Cette initiative, qui alimente une controverse apparemment interne au FN, s’inscrit dans une démarche du Cjfai qui soumettra au même questionnement tous les candidats à l’élection présidentielle, dont Benoît Hamon et Jean-Luc Mélenchon. La position de ces derniers est connue, elle est anti-israélienne. Elle vise à contester la légitimité d’Israël dans la guerre inaugurée par les représentants des Palestiniens menés dès 1947 par leur chef nazi, le grand mufti de Jérusalem, une guerre perpétuée jusqu’à ce jour. Elle voudrait masquer que l’antisémitisme et le refus du fait juif, répandus de façon culturelle autant que cultuelle, sont à l’origine de l’antisionisme dans le monde arabo-musulman.

Or, chacun devrait savoir que l’autorité palestinienne refuse toujours tout Etat juif et toute présence juive, ce qui est déjà le cas dans les pays arabes et chacun devrait avoir en mémoire que le Hamas et Daesh présents à Gaza, tout comme l’Iran chiite à Téhéran, tout comme le Hezbollah en Syrie et au Liban, affichent clairement leur projet d’éradication d’Israël.
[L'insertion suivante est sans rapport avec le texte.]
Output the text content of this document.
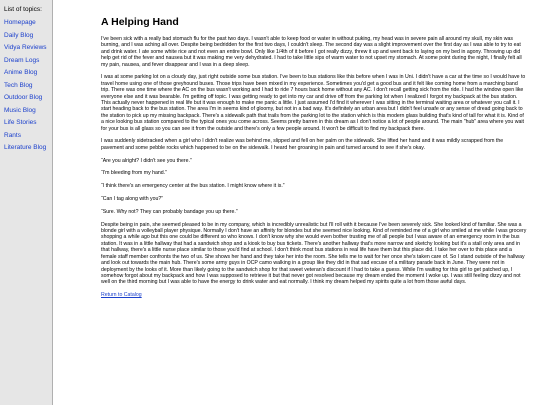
List of topics:
Homepage
Daily Blog
Vidya Reviews
Dream Logs
Anime Blog
Tech Blog
Outdoor Blog
Music Blog
Life Stories
Rants
Literature Blog
A Helping Hand

I've been sick with a really bad stomach flu for the past two days. I wasn't able to keep food or water in without puking, my head was in severe pain all around my skull, my skin was burning, and I was aching all over. Despite being bedridden for the first two days, I couldn't sleep. The second day was a slight improvement over the first day as I was able to try to eat and drink water. I ate some white rice and not even an entire bowl. Only like 1/4th of it before I got really dizzy, threw it up and went back to laying on my bed in agony. Throwing up did help get rid of the fever and nausea but it was making me very dehydrated. I had to take little sips of warm water to not upset my stomach. At some point during the night, I finally felt all my pain, nausea, and fever disappear and I was in a deep sleep.

I was at some parking lot on a cloudy day, just right outside some bus station. I've been to bus stations like this before when I was in Uni. I didn't have a car at the time so I would have to travel home using one of those greyhound buses. Those trips have been mixed in my experience. Sometimes you'd get a good bus and it felt like coming home from a marching band trip. There was one time where the AC on the bus wasn't working and I had to ride 7 hours back home without any AC. I don't recall getting sick from the ride. I had the window open like everyone else and it was bearable. I'm getting off topic. I was getting ready to get into my car and drive off from the parking lot when I realized I forgot my backpack at the bus station. This actually never happened in real life but it was enough to make me panic a little. I just assumed I'd find it wherever I was sitting in the terminal waiting area or whatever you call it. I start heading back to the bus station. The area I'm in seems kind of gloomy, but not in a bad way. It's definitely an urban area but I didn't feel unsafe or any sense of dread going back to the station to pick up my missing backpack. There's a sidewalk path that trails from the parking lot to the station which is this modern glass building that's kind of tall for what it is. Kind of a nice looking bus station compared to the typical ones you come across. Seems pretty barren in this dream as I don't notice a lot of people around. The main "hub" area where you wait for your bus is all glass so you can see it from the outside and there's only a few people around. It won't be difficult to find my backpack there.

I was suddenly sidetracked when a girl who I didn't realize was behind me, slipped and fell on her palm on the sidewalk. She lifted her hand and it was mildly scrapped from the pavement and some pebble rocks which happened to be on the sidewalk. I heard her groaning in pain and turned around to see if she's okay.

“Are you alright? I didn't see you there.”

“I'm bleeding from my hand.”

“I think there's an emergency center at the bus station. I might know where it is.”

“Can I tag along with you?”

“Sure. Why not? They can probably bandage you up there.”

Despite being in pain, she seemed pleased to be in my company, which is incredibly unrealistic but I'll roll with it because I've been severely sick. She looked kind of familiar. She was a blonde girl with a volleyball player physique. Normally I don't have an affinity for blondes but she seemed nice looking. Kind of reminded me of a girl who smiled at me while I was grocery shopping a while ago but this one could be different so who knows. I don't know why she would even bother trusting me of all people but I was aware of an emergency room in the bus station. It was in a little hallway that had a sandwich shop and a kiosk to buy bus tickets. There's another hallway that's more narrow and sketchy looking but it's a stall only area and in that hallway, there's a little nurse place similar to those you'd find at school. I don't think most bus stations in real life have them but this place did. I take her over to this place and a female staff member confronts the two of us. She shows her hand and they take her into the room. She tells me to wait for her once she's taken care of. So I stand outside of the hallway and look out towards the main hub. There's some army guys in OCP camo walking in a group like they did in that sad excuse of a military parade back in June. They were not in deployment by the looks of it. More than likely going to the sandwich shop for that sweet veteran's discount if I had to take a guess. While I'm waiting for this girl to get patched up, I somehow forgot about my backpack and how I was supposed to retrieve it but that never got resolved because my dream ended the moment I woke up. I was still feeling dizzy and not well on the third morning but I was able to have the energy to drink water and eat normally. I think my dream helped my spirits quite a lot from those awful days.

Return to Catalog
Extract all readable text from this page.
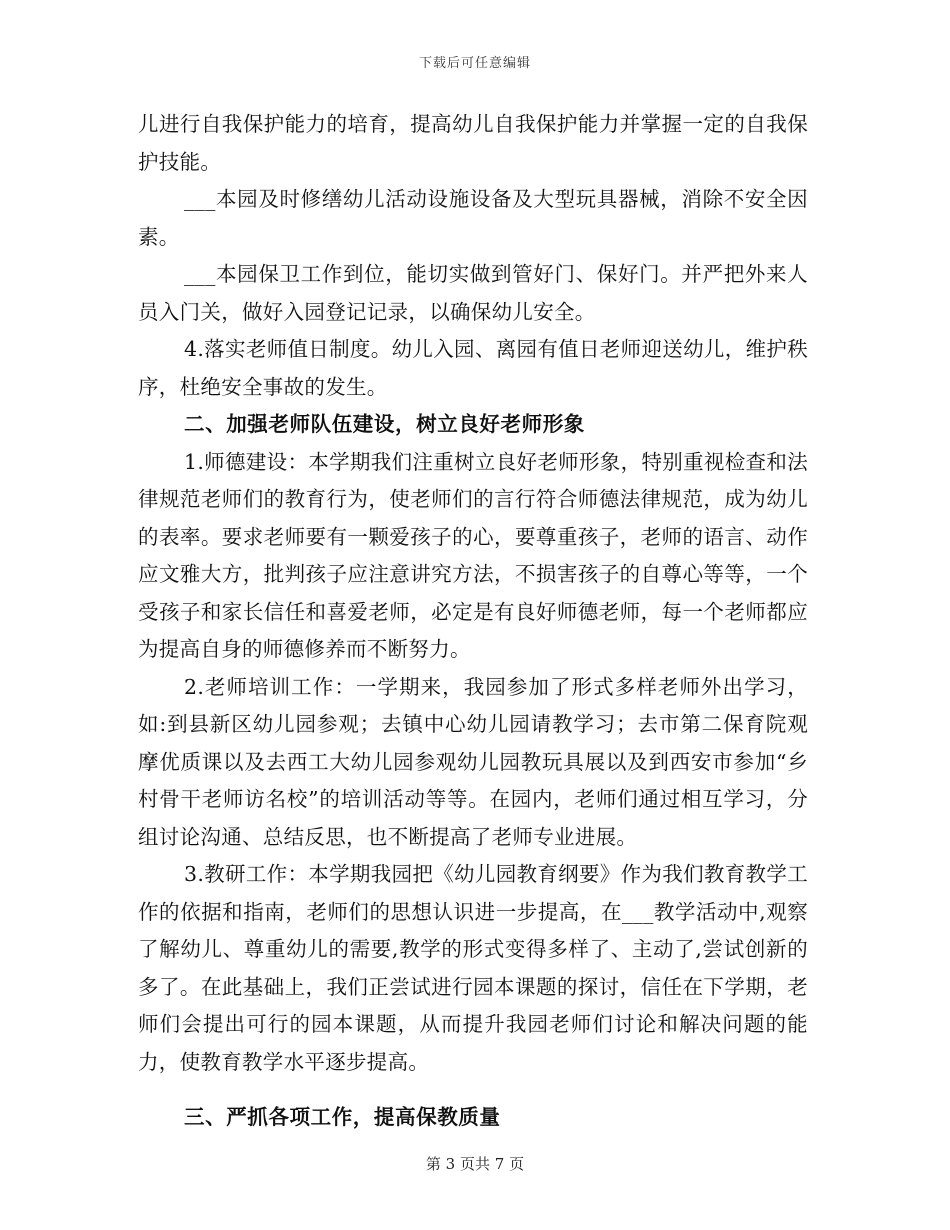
下载后可任意编辑

儿进行自我保护能力的培育，提高幼儿自我保护能力并掌握一定的自我保护技能。

___本园及时修缮幼儿活动设施设备及大型玩具器械，消除不安全因素。

___本园保卫工作到位，能切实做到管好门、保好门。并严把外来人员入门关，做好入园登记记录，以确保幼儿安全。

4.落实老师值日制度。幼儿入园、离园有值日老师迎送幼儿，维护秩序，杜绝安全事故的发生。

二、加强老师队伍建设，树立良好老师形象

1.师德建设：本学期我们注重树立良好老师形象，特别重视检查和法律规范老师们的教育行为，使老师们的言行符合师德法律规范，成为幼儿的表率。要求老师要有一颗爱孩子的心，要尊重孩子，老师的语言、动作应文雅大方，批判孩子应注意讲究方法，不损害孩子的自尊心等等，一个受孩子和家长信任和喜爱老师，必定是有良好师德老师，每一个老师都应为提高自身的师德修养而不断努力。

2.老师培训工作：一学期来，我园参加了形式多样老师外出学习，如:到县新区幼儿园参观；去镇中心幼儿园请教学习；去市第二保育院观摩优质课以及去西工大幼儿园参观幼儿园教玩具展以及到西安市参加“乡村骨干老师访名校”的培训活动等等。在园内，老师们通过相互学习，分组讨论沟通、总结反思，也不断提高了老师专业进展。

3.教研工作：本学期我园把《幼儿园教育纲要》作为我们教育教学工作的依据和指南，老师们的思想认识进一步提高，在___教学活动中,观察了解幼儿、尊重幼儿的需要,教学的形式变得多样了、主动了,尝试创新的多了。在此基础上，我们正尝试进行园本课题的探讨，信任在下学期，老师们会提出可行的园本课题，从而提升我园老师们讨论和解决问题的能力，使教育教学水平逐步提高。

三、严抓各项工作，提高保教质量
第 3 页共 7 页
La rencontre du Cjfai relève donc d’un souci citoyen et démocratique, même si le FN que l’on sait en quête de dédiabolisation, abrite quelques diables en son sein (sans responsabilités nous assurent les deux invités). Cette rencontre a pourtant fait l’objet de pressions de la part de certaines institutions juives, dont le CRIF et le Consistoire, qui semblent avoir la mémoire sélective. D’autant que ce qui menace physiquement les Juifs aujourd’hui, c’est la montée du fascisme islamiste. Et ce qui menace Israël, c’est la montée de l’antisionisme, c’est la campagne de boycott et la complaisance de la politique de la France avec « la cause palestinienne », c’est la montée en puissance du Hezbollah et de l’Iran.